We like to think the Internet made working from home possible, but people have always worked AT home. I ran across these old photos as I was scanning a tray of old slides from 1974. Today, of course, most of the things you see here have been replaced.
The typewriter has been replaced by the word processor. The desk calendar has moved to my phone. The gray container is a humidor that held a set of technical drafting pens. Drafting moved to Computer Aided Design. Even the pencils play a much smaller role today. None of the classrooms where I teach have pencil sharpeners. I seldom use pencils outside of my workshop.
There is an HP-45 calculator setting atop the book. It's just out of the frame to the right. It was the closest thing to a computer at the time. The first computer kit (The Altair) would be introduced the following year and "Personal Computers" wouldn't really become useful for for another decade. The Internet wouldn't be generally available until several years after that.
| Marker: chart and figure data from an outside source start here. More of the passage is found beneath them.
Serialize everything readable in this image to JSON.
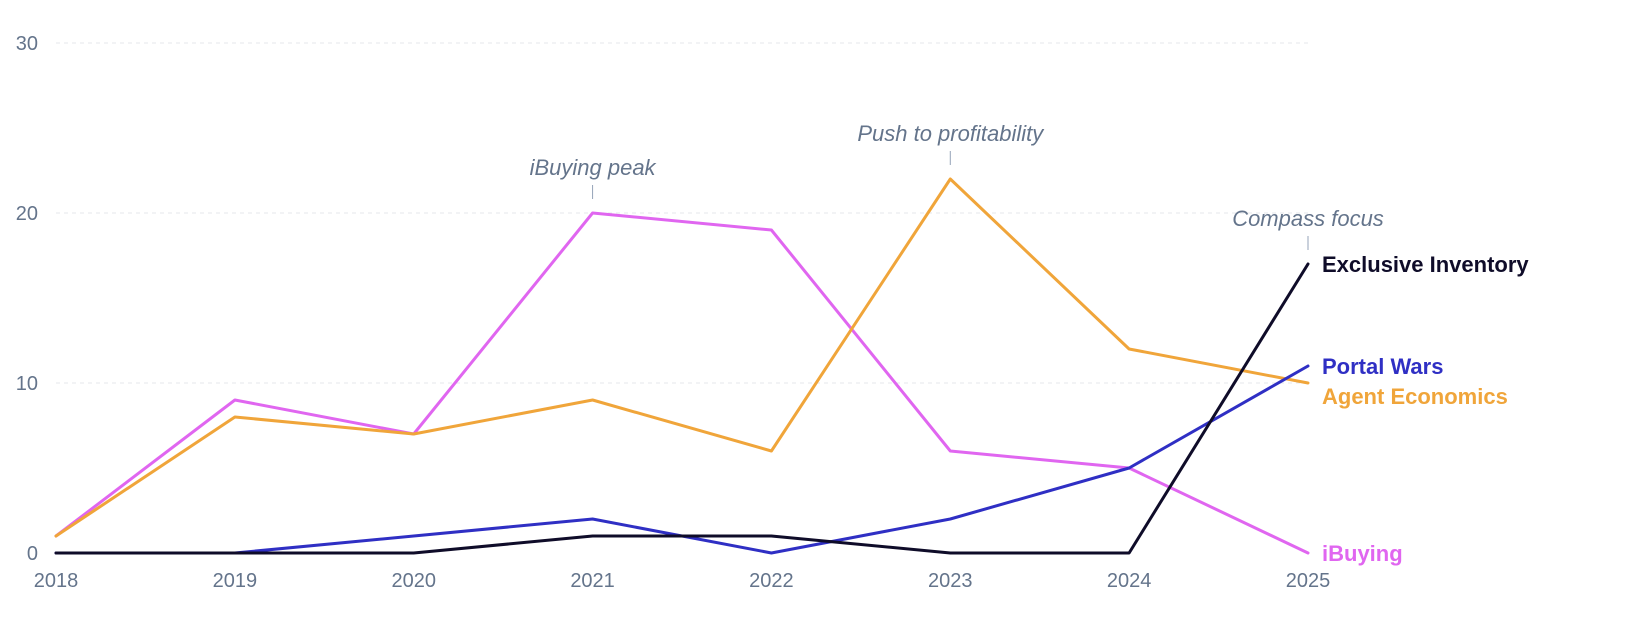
{
  "chart_data": {
    "type": "line",
    "title": "",
    "xlabel": "",
    "ylabel": "",
    "x": [
      "2018",
      "2019",
      "2020",
      "2021",
      "2022",
      "2023",
      "2024",
      "2025"
    ],
    "ylim": [
      0,
      30
    ],
    "yticks": [
      0,
      10,
      20,
      30
    ],
    "grid": true,
    "legend": "inline-right",
    "series": [
      {
        "name": "Exclusive Inventory",
        "color": "#0f0c29",
        "values": [
          0,
          0,
          0,
          1,
          1,
          0,
          0,
          17
        ]
      },
      {
        "name": "Portal Wars",
        "color": "#2f2fc4",
        "values": [
          0,
          0,
          1,
          2,
          0,
          2,
          5,
          11
        ]
      },
      {
        "name": "Agent Economics",
        "color": "#f0a53a",
        "values": [
          1,
          8,
          7,
          9,
          6,
          22,
          12,
          10
        ]
      },
      {
        "name": "iBuying",
        "color": "#e066f0",
        "values": [
          1,
          9,
          7,
          20,
          19,
          6,
          5,
          0
        ]
      }
    ],
    "annotations": [
      {
        "text": "iBuying peak",
        "x": "2021",
        "y": 20
      },
      {
        "text": "Push to profitability",
        "x": "2023",
        "y": 22
      },
      {
        "text": "Compass focus",
        "x": "2025",
        "y": 17
      }
    ]
  }
}
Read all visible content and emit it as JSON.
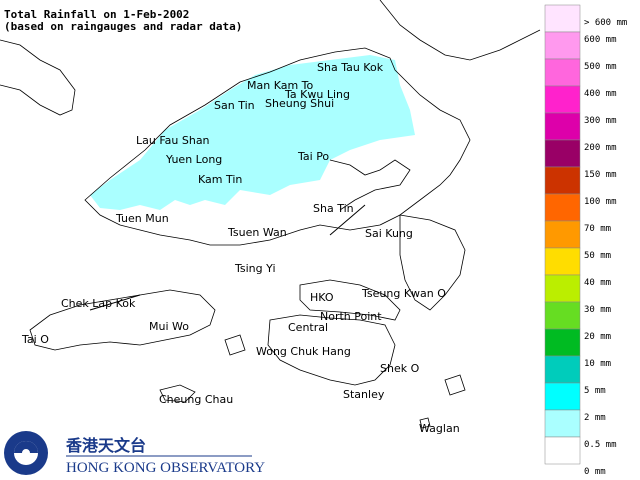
{
  "header": {
    "title": "Total Rainfall on 1-Feb-2002",
    "subtitle": "(based on raingauges and radar data)"
  },
  "places": [
    "Sha Tau Kok",
    "Man Kam To",
    "Ta Kwu Ling",
    "San Tin",
    "Sheung Shui",
    "Lau Fau Shan",
    "Yuen Long",
    "Tai Po",
    "Kam Tin",
    "Sha Tin",
    "Tuen Mun",
    "Tsuen Wan",
    "Sai Kung",
    "Tsing Yi",
    "Chek Lap Kok",
    "HKO",
    "Tseung Kwan O",
    "Mui Wo",
    "North Point",
    "Central",
    "Tai O",
    "Wong Chuk Hang",
    "Shek O",
    "Cheung Chau",
    "Stanley",
    "Waglan"
  ],
  "legend": {
    "labels": [
      "> 600 mm",
      "600 mm",
      "500 mm",
      "400 mm",
      "300 mm",
      "200 mm",
      "150 mm",
      "100 mm",
      "70 mm",
      "50 mm",
      "40 mm",
      "30 mm",
      "20 mm",
      "10 mm",
      "5 mm",
      "2 mm",
      "0.5 mm",
      "0 mm"
    ],
    "colors": [
      "#ffe4ff",
      "#ff99ee",
      "#ff66dd",
      "#ff22cc",
      "#dd00aa",
      "#990066",
      "#cc3300",
      "#ff6600",
      "#ff9900",
      "#ffdd00",
      "#bbee00",
      "#66dd22",
      "#00bb22",
      "#00ccbb",
      "#00ffff",
      "#aaffff",
      "#ffffff"
    ]
  },
  "logo": {
    "chinese": "香港天文台",
    "english": "HONG KONG OBSERVATORY"
  }
}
Lightroom and Photoshop have replaced the darkroom you see in photo to the left. (The enlarger is covered to protect it from dust.)
My only phone was wired to the wall in the kitchen. I hadn't yet had an extension phone installed in the office. Cell phones wouldn't be around for several years.
Things have certainly changed. The Technical pens, calculator, typewriter and darkroom equipment cost about $10,000 in today's dollars. Now, I could do the work of all of these tools on a relatively inexpensive laptop computer. If I tried hard enough I could do most of the work on my phone.